Только теперь я смог рассмотреть этого человека.
Он протянул мне ладонь.
— Верховный Правитель России, которой более нет.
— Алексей Максимович, — назвался я Верховному Правителю, — Более известный, как Максим Горький. Я вас разыскивал. Куда же мы попали?
— Мы в каменном мешке, в пещере, откуда нет выхода. Чан Кай Ши — предатель, — ответил на мой вопрос Верховный. Голос его звучал глухо. — Мужайтесь. Боюсь, нас приговорили к смерти. И вина за вашу гибель ляжет на меня.
Я посмотрел на Верховного Правителя.
— Сколько же вы тут сидите? — спросил я.
— Признаюсь, потерял счёт времени. Иногда оттуда сверху на верёвке спускается корзина с едой и вином, — показал на отверстие высоко в стене Колчак.
— Эйвазов! — закричал я. — Вот она, тайна корзины!
— Тайна корзины? — Колчак был в недоумении.
— А вы, значит, пошли на задание, и местные бандиты в шапках вас поймали? — не дал я опомниться Правителю.
— Вам и это известно? — растерялся Колчак, но быстро пришёл в себя.
Но даже в тюрьме адмирал умел сохранять сдержанность и спокойствие.
— Мне про вас многое известно, — произнёс я ехидно. — К тому же от вас я и сам пострадал.
— На провокатора вы не похожи, — приблизил вплотную своё ястребиное лицо Верховный Правитель.
Я моргал, но не отстранялся.
— Какой из меня провокатор? Напротив, я и мой друг Попов явились сюда с тем, чтобы освободить вас!
— Опять Попов, — скривился адмирал, будто откусил лимон, — Лезет, куда не следует.
— Александр Степанович — наша последняя надежда, — проговорил я с достоинством.

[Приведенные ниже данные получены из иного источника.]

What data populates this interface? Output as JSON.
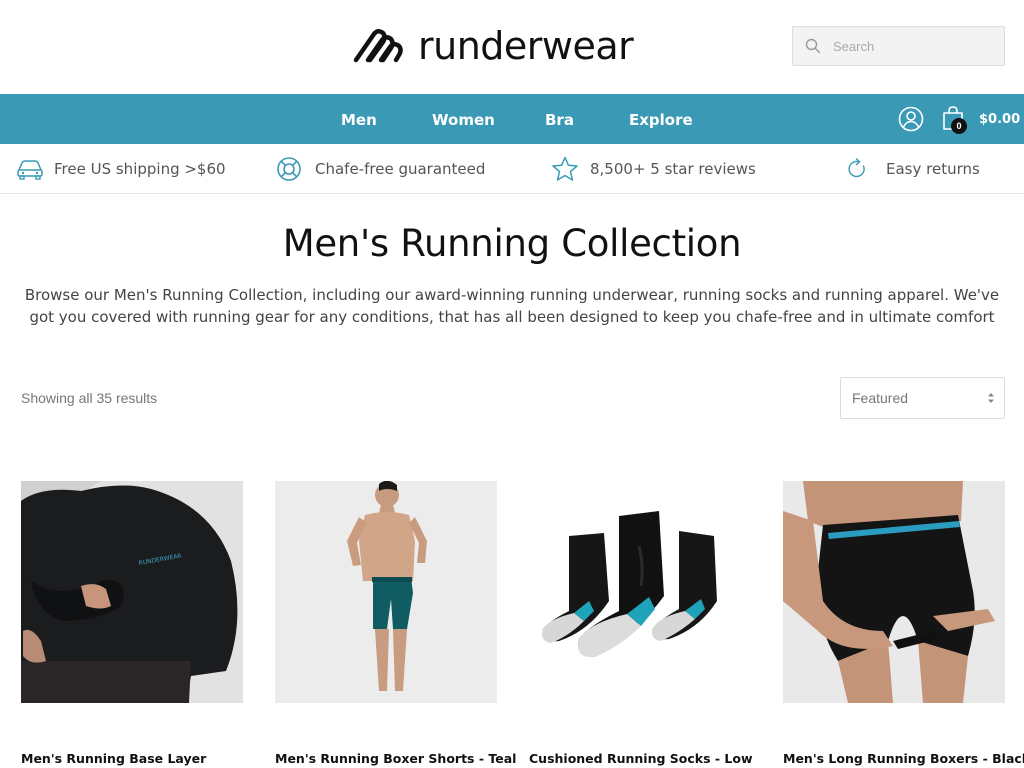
{
  "brand": {
    "name": "runderwear"
  },
  "search": {
    "placeholder": "Search"
  },
  "nav": {
    "items": [
      {
        "label": "Men"
      },
      {
        "label": "Women"
      },
      {
        "label": "Bra"
      },
      {
        "label": "Explore"
      }
    ],
    "cart_count": "0",
    "cart_total": "$0.00"
  },
  "benefits": [
    {
      "label": "Free US shipping >$60",
      "icon": "car-icon"
    },
    {
      "label": "Chafe-free guaranteed",
      "icon": "lifebuoy-icon"
    },
    {
      "label": "8,500+ 5 star reviews",
      "icon": "star-icon"
    },
    {
      "label": "Easy returns",
      "icon": "return-icon"
    }
  ],
  "page": {
    "title": "Men's Running Collection",
    "description": "Browse our Men's Running Collection, including our award-winning running underwear, running socks and running apparel. We've got you covered with running gear for any conditions, that has all been designed to keep you chafe-free and in ultimate comfort"
  },
  "results": {
    "count_text": "Showing all 35 results",
    "sort_selected": "Featured"
  },
  "products": [
    {
      "name": "Men's Running Base Layer"
    },
    {
      "name": "Men's Running Boxer Shorts - Teal"
    },
    {
      "name": "Cushioned Running Socks - Low"
    },
    {
      "name": "Men's Long Running Boxers - Black"
    }
  ],
  "colors": {
    "nav_bg": "#3a9ab6",
    "accent": "#3a9ab6"
  }
}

И рассказал Колчаку всё с самого начала. Как ко мне в дом за помощью пришёл Май-Маевский, как мы отправились в дом к Попову, как Александр Степанович с моей помощью решил уничтожить организацию. И, наконец, про костры и Махмуда Эйвазова с корзиной. Потом про допрос Чингисхана. И про то, что я успел предупредить его. Про смену дислокации и про то, как меня, спящего, схватили люди. Колчак не проронил ни звука.
— Значит, еду нам спускает на верёвке старик. Зачем только? — задумался адмирал. — Чингисхан предатель, это он вас отравил.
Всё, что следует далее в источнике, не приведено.